Frequently asked questions
- When is an e-way bill required under GST?
- An e-way bill is required when goods of consignment value exceeding ₹50,000 are moved, whether in relation to a supply, for reasons other than supply, or due to an inward supply from an unregistered person. The word in Rule 138 is “exceeding”, so the ₹50,000 figure is a strict boundary — a consignment worth exactly ₹50,000 does not need a bill, but ₹50,001 does. The ₹50,000 threshold applies to all inter-state movement and to intra-state movement in most states, though some states have set higher intra-state limits.
- Is an e-way bill needed for exempt goods?
- No. Goods that are exempt or nil-rated under GST do not require an e-way bill regardless of their value, because the requirement attaches to taxable movement. This tool checks the exemption before applying the value test, so a large consignment of exempt goods — fresh produce, for instance — correctly shows as not requiring a bill. Goods carried by a non-motorised conveyance, such as a handcart or animal-drawn cart, are similarly outside the requirement.
- How is e-way bill validity calculated?
- Validity is based on the transport distance. For regular cargo it is one day for every 200 km or part thereof; for Over-Dimensional Cargo it is one day for every 20 km or part thereof. So 200 km is one day, 201 km is two days, and 450 km is three days for regular cargo. The period is counted from the time the e-way bill is generated, with the first day expiring at midnight of the day immediately following generation and each additional slab adding one more day.
- What is Over-Dimensional Cargo (ODC) for e-way bill purposes?

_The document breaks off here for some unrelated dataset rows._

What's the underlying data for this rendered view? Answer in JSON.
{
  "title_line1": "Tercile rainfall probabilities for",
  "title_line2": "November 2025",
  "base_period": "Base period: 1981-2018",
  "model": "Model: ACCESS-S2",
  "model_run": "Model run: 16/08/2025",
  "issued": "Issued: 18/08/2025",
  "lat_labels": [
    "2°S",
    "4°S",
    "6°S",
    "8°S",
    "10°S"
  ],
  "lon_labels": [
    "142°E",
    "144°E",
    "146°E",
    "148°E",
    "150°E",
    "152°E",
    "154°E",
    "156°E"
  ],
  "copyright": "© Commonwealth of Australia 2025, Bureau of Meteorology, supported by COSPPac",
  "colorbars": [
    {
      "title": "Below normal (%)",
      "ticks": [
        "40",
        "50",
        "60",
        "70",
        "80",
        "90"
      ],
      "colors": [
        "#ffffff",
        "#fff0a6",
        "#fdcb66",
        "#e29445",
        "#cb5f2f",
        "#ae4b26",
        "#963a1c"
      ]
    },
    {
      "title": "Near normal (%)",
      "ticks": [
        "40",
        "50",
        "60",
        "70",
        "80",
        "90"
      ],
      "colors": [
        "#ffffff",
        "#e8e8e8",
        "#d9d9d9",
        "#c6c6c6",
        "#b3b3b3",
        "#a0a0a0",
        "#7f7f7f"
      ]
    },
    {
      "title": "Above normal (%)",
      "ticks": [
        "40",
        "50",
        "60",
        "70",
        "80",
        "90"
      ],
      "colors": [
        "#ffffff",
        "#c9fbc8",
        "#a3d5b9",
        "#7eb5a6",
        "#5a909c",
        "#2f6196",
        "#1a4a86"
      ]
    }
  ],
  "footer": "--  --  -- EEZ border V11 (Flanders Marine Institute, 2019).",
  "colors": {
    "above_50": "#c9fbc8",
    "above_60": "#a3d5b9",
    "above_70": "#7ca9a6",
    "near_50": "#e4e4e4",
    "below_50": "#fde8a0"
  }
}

- Over-Dimensional Cargo is a consignment carried as a single indivisible unit that exceeds the dimensional limits prescribed under the Motor Vehicles rules — think heavy machinery, transformers, or large structural components. Because such cargo moves slowly and often needs special routing, its e-way bill validity is calculated on a shorter 20-km-per-day slab instead of the regular 200 km, giving it proportionally more days for the same distance. Select the ODC option so the validity reflects the slower slab.
- Does exactly ₹50,000 need an e-way bill?
- No. Rule 138 requires an e-way bill only when the consignment value “exceeds” fifty thousand rupees, so a consignment valued at exactly ₹50,000 does not require one. The obligation begins at ₹50,001. This is a genuine boundary that catches people out, because it is tempting to assume “₹50,000 and above” — but the statutory language is strict, and this tool follows it exactly rather than rounding the rule.
- What happens if goods move without a required e-way bill?
- Moving goods without a valid e-way bill where one is required is an offence that can lead to detention or seizure of the goods and the conveyance under Section 129 of the CGST Act. The penalty can be substantial — up to 200% of the tax payable on the goods — and the consignment can be held until it is paid. This is why confirming applicability before dispatch, and checking that a generated bill is still valid for the journey ahead, is worth the few seconds it takes.